Wimbledon remained the one he craved so dearly and 12 months on from his success in the Olympic Games, he was back on Centre Court with the trophy in his hands. A clinical 6-4, 7-5, 6-4 win over Djokovic was a stylish way to give those in attendance memories that will not have faded to this day.
In an emotional Instagram post, Murray wrote alongside a picture of him and his mum: ‘Best way to feel better after a tough day is a big cuddle from your mum.
‘Genuinely been very touched by all of the messages and support from everybody today… It means a lot and has made me feel much more positive than when I woke this morning. Thank you so much.’
SW19 is where Murray wants to end his career now – and where he feels most at home.
Building on the decisive 2013 win over Djokovic, Murray collected his second Wimbledon singles title three years later with victory against big-serving Canadian Milos Raonic.
However, it now appears that it is purely a question of whether he can get through the next few weeks, let alone recapture former glories.

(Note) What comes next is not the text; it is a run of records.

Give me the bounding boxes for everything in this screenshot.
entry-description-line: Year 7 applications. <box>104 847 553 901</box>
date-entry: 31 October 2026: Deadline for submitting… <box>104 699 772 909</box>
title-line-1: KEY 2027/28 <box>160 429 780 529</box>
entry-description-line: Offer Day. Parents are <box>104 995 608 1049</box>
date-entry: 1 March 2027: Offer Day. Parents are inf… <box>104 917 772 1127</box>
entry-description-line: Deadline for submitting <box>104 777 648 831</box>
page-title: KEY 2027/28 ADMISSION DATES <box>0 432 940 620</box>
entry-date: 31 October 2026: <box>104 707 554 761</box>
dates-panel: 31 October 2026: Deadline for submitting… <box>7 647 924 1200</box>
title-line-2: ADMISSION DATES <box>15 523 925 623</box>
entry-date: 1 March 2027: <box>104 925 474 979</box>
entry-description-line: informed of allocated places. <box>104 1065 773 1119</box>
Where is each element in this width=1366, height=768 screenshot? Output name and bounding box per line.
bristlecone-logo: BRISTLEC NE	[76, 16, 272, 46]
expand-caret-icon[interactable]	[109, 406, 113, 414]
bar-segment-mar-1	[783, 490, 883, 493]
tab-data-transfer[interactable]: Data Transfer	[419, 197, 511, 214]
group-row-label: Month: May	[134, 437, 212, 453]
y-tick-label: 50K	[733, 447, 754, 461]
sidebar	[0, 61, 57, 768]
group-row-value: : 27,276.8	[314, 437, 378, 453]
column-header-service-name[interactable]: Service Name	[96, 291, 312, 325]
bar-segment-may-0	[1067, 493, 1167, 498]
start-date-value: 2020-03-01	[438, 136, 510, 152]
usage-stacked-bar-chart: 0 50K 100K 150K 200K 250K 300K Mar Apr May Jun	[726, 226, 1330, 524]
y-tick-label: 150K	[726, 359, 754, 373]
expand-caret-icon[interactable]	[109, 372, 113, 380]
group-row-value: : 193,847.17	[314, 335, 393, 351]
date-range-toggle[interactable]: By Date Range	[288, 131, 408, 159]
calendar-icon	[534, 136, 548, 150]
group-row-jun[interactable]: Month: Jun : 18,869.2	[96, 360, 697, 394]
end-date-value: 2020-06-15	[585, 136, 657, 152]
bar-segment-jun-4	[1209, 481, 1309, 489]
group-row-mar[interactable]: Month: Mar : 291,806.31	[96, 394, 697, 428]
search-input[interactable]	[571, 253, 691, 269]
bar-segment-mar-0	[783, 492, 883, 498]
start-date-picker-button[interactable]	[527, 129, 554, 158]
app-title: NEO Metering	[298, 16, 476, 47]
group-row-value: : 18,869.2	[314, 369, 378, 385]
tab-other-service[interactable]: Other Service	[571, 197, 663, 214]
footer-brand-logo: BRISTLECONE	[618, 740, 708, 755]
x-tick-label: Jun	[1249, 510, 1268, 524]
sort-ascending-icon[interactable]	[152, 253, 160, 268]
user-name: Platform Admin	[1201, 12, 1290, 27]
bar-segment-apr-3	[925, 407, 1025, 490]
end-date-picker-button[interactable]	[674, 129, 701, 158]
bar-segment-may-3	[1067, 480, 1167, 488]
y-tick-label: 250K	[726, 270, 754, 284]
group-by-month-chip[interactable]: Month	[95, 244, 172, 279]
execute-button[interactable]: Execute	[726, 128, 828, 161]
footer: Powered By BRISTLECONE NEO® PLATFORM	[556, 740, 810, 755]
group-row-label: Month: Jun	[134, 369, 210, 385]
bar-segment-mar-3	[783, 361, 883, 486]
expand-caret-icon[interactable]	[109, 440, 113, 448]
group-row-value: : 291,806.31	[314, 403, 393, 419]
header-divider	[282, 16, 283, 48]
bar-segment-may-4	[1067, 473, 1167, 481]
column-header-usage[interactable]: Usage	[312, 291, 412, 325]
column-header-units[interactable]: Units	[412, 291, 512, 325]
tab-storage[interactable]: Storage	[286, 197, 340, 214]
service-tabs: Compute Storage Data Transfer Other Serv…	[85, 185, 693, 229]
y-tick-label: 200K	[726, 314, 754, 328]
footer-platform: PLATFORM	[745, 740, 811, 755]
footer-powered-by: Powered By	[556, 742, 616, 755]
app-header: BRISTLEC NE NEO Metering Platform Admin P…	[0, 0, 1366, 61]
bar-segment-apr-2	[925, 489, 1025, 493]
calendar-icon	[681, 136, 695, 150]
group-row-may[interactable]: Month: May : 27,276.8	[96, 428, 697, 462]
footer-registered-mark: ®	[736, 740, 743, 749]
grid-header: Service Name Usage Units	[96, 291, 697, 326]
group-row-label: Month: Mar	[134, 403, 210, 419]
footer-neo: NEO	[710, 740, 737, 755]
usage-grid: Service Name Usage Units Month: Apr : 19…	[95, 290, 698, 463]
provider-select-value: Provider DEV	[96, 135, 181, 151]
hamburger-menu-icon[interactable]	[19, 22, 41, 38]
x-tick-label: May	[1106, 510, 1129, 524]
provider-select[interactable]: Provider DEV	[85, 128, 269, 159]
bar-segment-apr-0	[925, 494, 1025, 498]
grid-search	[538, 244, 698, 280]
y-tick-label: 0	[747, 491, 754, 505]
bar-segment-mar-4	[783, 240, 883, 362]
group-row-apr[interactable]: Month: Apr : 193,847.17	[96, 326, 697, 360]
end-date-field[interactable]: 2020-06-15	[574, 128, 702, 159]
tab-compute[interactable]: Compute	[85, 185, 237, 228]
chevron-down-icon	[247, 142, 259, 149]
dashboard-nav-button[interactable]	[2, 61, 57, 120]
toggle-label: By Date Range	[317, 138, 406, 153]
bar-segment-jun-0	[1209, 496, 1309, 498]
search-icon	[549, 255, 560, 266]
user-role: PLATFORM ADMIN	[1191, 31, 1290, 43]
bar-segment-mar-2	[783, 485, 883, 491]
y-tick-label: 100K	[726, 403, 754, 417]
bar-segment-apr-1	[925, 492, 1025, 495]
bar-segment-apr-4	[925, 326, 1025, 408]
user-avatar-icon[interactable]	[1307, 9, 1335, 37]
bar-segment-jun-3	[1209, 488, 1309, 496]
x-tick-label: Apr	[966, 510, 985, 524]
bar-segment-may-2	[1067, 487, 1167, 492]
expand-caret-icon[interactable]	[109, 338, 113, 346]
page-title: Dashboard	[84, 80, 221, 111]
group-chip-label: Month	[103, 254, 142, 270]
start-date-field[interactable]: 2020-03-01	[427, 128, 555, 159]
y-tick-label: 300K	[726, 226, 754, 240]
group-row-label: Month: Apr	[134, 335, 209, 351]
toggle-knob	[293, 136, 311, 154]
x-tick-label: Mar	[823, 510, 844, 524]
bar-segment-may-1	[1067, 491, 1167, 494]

Reaction to the news was swift on Thursday night, with America’s former world number one Andy Roddick leading the way.
He took to Twitter, writing: ‘I tip my cap to @andy_murray ! Absolute legend. Short list of best tacticians in history. Unreal results in a brutal era …… Nothing but respect here. I hope he can finish strong and healthy.’
Tennis coach Darren Cahill added: ‘When you search for examples of ’emptied the bucket to be as good as they could be’ there should be a picture of Andy Murray sitting under that quote.
‘Remarkable discipline for training, competition, sacrifice, perfection, a little crazy… but a legend of a bloke. Bravo Andy.’
Former women’s world No 1 Tracy Austin, speaking on TennisTV, said: ‘It was just really hard to watch Andy practice (on Wednesday). It was a practice match against (Novak) Djokovic and it was 6-1, 4-1 and he wasn’t really moving.
‘He is giving it every shot in the off-season to come back after hip surgery. Such a good guy and Djokovic even tried to help him. It is really tough to hear the news.’
Women’s ace Donna Vekic simply tweeted the praying hands and a sad face emoji as she reacted to the news in the early hours of Friday morning.